Epicor’s developers are using the same tools, they’re experiencing the same issues, which are escaping into production, which means it’ll be an increasing thorn in developer’s sides, and hopefully they’ll have more ability than users to lobby for fixing things.

couple more debug tests if you’ve not tried already

raw data table length: (1 = row exists)

trans.dataView("actionResult").dataTable.data.length

direct table read bypassing curDataRow: (a value proves there’s an index zero, just not accesbile via cursor)

trans.dataView("actionResult").dataTable.get("returnObj", 0)

again, immediate console-log inside success branch

ps - curious whether reading on the js-eval path differs from the binding-resolution path (used by row-update)

#_ trans.get("actionResult.returnObj") _#

I don’t know if this applies, but here you go.

I’m doing a bunch of dashboards where we’re using the rest-kinetic widget to execute the BAQ and pass parameters.

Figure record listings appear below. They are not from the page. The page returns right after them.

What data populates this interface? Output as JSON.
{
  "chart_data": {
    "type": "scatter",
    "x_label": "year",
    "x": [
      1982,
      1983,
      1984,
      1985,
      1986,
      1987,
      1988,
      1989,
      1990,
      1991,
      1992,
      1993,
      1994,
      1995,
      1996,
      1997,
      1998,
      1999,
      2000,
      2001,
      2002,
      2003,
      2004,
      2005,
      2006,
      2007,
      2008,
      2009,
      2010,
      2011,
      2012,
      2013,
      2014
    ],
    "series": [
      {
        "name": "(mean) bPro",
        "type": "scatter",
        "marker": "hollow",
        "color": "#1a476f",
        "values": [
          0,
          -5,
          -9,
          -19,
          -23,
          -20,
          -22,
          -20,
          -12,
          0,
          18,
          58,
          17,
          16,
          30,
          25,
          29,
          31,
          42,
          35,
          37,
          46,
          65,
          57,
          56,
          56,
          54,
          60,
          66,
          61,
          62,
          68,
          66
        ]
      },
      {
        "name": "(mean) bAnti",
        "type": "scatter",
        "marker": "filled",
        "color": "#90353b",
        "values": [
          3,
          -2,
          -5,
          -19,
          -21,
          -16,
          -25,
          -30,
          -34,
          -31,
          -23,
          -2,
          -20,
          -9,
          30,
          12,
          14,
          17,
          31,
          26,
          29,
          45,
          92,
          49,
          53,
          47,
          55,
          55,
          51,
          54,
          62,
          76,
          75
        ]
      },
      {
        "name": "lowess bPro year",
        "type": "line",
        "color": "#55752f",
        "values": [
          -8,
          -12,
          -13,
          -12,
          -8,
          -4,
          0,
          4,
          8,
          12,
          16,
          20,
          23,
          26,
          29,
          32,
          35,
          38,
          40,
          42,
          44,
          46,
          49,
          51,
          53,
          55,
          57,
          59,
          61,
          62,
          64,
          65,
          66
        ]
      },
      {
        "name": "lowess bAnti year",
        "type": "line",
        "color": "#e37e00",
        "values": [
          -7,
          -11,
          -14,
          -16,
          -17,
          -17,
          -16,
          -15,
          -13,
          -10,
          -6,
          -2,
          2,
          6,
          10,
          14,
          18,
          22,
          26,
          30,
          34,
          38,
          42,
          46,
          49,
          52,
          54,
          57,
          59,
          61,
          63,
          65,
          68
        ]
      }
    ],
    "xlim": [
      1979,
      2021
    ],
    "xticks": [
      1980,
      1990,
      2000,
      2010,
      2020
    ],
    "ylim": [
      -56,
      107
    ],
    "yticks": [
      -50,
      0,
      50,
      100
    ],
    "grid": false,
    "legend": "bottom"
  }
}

In the execution parameters, we pass the parameter and whether it’s empty like this:

{
	"ExecutionParameter": [
		{
			"ParameterID": "QuoteNum",
			"ParameterValue": "{FilterDV.QuoteNum}",
			"IsEmpty": "{TransView.QuoteNumIsEmpty}",
			"ValueType": "int"
		}
	]
}

So we do a row update right before the rest-kinetic widget to set the “isempty” part of the parameter.

I did find a race condition happening sometimes, so I always go from row update to rest widget like this:

My hypothesis is that it forces the row update to finish before proceeding, and seems to work for me.

FWIW, YMMV. No warranty expressed or implied.

Joe

Yeah, in my case, on success was the default, and made no difference.